Castle Hill Players have opened their 2025 season with Alan Ayckbourn’s comedy Improbable Fiction. As the author of over 90 plays Ayckbourn has certainly let the imaginative and creative spirit run free as we move from a regular meeting of a rather motley group of aspiring writing to some very improbable fiction.
We join the village of Pendon’s local writer’s group at the home of Arnold Hassock as the members start to arrive. Jem Rowe is excellent as Arnold who would love to write something other than instruction manuals. He tries to hold the group together & stop frictions becoming fights and then struggles to make sense of developments in the second half.

Lauren Asten-Smith plays the young Ilsa Wolby who arrives to look after Arnold’s elderly bedridden mother while the meeting is on. Anthea Brown plays Jess Bales, a struggling farmer who just can’t seem to get anything of the gothic romance in her head down on paper. Timid Grace Sims, played by Vanessa Henderson, escapes her unhappy marriage writing & illustrating children’s stories. Vivvi Dickens, played by Will Shipp pours out novel after novel but can’t get them published. Then there is Clem Pepp, rather a nerd, played by Wills Burke who has a hankering for sci-fi but manages to confuse everyone with his incorrect use of English words. The final member of the group is ex-schoolteacher Brevis Winterton played with much gusto by Brendan Iddles who is attempting to write a musical.

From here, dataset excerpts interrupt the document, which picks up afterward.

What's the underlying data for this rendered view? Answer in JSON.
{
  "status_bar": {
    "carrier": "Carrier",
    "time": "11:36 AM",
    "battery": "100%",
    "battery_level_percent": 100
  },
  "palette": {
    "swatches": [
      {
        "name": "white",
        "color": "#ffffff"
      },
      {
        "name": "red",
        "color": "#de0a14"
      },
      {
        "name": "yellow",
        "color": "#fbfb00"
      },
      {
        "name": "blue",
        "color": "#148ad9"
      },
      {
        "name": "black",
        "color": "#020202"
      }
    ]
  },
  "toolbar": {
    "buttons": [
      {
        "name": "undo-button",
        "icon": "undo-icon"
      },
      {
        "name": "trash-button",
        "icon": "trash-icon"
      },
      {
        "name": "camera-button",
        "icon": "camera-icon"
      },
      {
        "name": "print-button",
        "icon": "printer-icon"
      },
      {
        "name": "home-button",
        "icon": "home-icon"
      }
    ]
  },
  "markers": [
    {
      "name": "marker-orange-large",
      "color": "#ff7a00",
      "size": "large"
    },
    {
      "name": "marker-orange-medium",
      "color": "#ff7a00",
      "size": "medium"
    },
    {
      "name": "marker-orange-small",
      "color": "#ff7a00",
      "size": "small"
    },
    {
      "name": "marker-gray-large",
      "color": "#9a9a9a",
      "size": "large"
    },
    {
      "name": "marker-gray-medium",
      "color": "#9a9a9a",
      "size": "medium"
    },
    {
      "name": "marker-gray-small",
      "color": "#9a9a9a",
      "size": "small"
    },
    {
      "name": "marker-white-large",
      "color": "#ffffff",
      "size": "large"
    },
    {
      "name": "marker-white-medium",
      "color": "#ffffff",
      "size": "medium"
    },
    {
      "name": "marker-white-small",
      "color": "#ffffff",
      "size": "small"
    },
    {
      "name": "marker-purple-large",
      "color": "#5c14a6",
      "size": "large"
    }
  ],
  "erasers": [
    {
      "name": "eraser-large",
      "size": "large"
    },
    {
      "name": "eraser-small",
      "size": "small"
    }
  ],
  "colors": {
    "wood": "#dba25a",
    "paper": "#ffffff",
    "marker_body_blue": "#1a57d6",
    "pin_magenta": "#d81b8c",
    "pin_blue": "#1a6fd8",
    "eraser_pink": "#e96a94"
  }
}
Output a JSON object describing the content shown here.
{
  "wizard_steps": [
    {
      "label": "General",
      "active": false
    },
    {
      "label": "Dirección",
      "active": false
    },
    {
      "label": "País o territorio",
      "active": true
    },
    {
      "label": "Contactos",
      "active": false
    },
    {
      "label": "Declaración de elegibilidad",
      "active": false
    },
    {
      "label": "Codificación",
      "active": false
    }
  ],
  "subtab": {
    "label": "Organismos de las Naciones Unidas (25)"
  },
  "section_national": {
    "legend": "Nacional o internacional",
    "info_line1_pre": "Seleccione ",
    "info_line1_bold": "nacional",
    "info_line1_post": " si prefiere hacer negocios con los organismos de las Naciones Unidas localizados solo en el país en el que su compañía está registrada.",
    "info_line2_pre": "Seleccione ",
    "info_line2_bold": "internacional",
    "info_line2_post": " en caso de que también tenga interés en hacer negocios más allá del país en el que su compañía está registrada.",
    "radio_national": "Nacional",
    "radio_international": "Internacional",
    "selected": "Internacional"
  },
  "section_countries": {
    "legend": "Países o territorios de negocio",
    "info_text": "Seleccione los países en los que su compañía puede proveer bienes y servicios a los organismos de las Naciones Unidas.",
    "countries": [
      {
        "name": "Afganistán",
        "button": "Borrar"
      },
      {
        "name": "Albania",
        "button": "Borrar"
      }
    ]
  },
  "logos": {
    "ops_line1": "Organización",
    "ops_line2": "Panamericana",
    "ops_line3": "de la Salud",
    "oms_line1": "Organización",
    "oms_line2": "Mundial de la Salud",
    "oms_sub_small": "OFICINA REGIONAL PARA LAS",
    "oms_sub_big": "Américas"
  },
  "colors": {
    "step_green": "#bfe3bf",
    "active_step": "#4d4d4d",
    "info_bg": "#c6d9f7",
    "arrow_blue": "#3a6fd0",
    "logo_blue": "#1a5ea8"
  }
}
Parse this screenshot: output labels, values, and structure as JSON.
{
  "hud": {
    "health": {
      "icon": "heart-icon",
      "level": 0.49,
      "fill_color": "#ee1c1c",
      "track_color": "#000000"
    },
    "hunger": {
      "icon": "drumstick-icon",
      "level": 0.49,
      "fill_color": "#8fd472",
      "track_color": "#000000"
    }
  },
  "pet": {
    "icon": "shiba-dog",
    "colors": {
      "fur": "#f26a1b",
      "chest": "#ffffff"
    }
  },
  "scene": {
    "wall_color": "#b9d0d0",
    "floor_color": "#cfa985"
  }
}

The meeting progresses, personalities rub against each other and tensions increase over criticisms of others’ works. The meeting eventually ends, and the members start to depart when suddenly a storm erupts, we are thrust into entirely different worlds for the second act of the show.
The director, Dave Went, draws the very versatile actors together and they combine so well playing a range of highly different characters in some very different genres of fiction with quick changes in scenes.
The set, designed by Abby Bishop, provides a great backdrop for the different settings of the play. Lighting design by Mark Dawson, and sound design George Cartledge, are particularly important and effective in the second act to delineate the different scenes.
For some light-hearted fun head out to the Pavilion Theatre, Castle Hill Showground, for this production which runs until 1st March.